L’appui public gagnerait à être mené sur le terrain par des ONG spécialisées, à même de mobiliser des experts en santé, sociologie, psychologie, recherche d’emploi… formés pour s’adresser à cette catégorie et la convaincre. Les écoles de la seconde chance pourraient constituer un cadre en mesure d’attirer les Neet. La formation professionnelle, aussi, est à envisager dans des formules de proximité, avec une alternance entre cours théoriques et pratique en entreprise.
Un échange d’expériences avec des réseaux internationaux pourrait, en outre, s’avérer fructueux (OCDE, OIT...). De même que le développement de recherches appliquées visant le suivi et l’évaluation continue des programmes d’inclusion des Neet.

Manque criant de données

L’ON sait peut de choses sur les Neet au Maroc. En tant que chercheur, Ahmed Driouchi, s’est heurté à la rareté des données. «Mais cette situation n’est pas réellement un frein pour la recherche, car elle permet d’ouvrir des pistes d’investigation», pense cependant l’économiste.

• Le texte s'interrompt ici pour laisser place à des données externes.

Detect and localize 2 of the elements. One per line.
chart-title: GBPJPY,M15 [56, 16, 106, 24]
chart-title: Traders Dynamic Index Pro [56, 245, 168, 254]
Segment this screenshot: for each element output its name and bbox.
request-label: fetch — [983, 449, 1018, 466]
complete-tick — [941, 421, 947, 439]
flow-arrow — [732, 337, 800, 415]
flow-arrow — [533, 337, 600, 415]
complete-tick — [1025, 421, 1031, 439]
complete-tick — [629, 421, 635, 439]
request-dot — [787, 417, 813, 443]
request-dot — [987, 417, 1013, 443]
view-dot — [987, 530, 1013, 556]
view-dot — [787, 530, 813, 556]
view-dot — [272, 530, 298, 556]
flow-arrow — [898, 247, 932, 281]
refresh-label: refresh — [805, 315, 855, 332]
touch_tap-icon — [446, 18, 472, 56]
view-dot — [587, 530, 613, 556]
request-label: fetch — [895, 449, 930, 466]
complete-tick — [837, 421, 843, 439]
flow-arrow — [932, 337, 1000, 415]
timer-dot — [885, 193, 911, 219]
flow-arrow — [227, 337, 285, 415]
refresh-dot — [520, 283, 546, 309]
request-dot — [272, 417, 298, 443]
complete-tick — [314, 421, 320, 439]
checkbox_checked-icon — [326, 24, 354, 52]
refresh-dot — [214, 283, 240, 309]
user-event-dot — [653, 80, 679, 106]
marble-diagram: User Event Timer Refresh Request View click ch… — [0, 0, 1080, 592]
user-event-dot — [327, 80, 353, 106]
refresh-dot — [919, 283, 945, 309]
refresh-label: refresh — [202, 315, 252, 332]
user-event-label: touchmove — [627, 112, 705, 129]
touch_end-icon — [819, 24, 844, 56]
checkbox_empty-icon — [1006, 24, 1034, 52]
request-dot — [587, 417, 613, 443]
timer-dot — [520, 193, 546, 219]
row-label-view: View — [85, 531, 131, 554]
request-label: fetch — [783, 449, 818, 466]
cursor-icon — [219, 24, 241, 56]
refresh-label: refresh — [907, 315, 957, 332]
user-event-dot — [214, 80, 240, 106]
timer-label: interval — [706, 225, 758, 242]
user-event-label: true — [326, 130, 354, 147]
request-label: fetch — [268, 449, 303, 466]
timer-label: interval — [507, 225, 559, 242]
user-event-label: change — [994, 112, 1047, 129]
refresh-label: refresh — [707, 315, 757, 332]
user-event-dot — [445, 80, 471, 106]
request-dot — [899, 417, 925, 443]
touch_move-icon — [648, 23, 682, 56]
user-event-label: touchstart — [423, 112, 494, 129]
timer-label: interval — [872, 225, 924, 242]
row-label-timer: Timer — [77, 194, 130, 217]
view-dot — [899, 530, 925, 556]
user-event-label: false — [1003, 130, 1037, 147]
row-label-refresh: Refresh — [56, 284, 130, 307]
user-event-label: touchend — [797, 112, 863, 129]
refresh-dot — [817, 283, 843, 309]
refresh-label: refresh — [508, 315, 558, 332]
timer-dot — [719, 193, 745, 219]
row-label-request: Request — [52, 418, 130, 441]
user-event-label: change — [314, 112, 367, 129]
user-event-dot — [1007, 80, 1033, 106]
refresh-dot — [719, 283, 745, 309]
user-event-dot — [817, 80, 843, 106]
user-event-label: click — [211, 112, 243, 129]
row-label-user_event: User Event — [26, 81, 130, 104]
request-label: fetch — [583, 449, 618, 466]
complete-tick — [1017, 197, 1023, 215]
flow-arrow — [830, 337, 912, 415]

L’Institut d’analyses économiques et d’études prospectives (IEAPS) de l’Université Al Akhawayn, qu’il dirige, mène des travaux sur les jeunes, la pauvreté, l’éducation et le marché du travail depuis quatre ans. Cela a permis d’étudier de nouvelles dimensions liées aux jeunes, en particulier les transferts intergénérationnels et les modalités de décisions des nouvelles générations. Le chantier a ouvert la voie à des recherches ciblant directement les Neet âgés de 15 à 24 ans. L’IEAPS fait donc partie des rares entités travaillant sur le sujet.
«Les informations requises doivent permettre de cerner l’état des lieux, mais aussi la dynamique. Ceci nécessite des données chronologiques et longitudinales nationales, régionales et locales, par catégorie d’âge, genre et milieu. Des données qualitatives sont aussi de nature à enrichir la connaissance et les possibilités d’analyse», précise Driouchi. Dans ce chantier, le rôle du HCP est capital.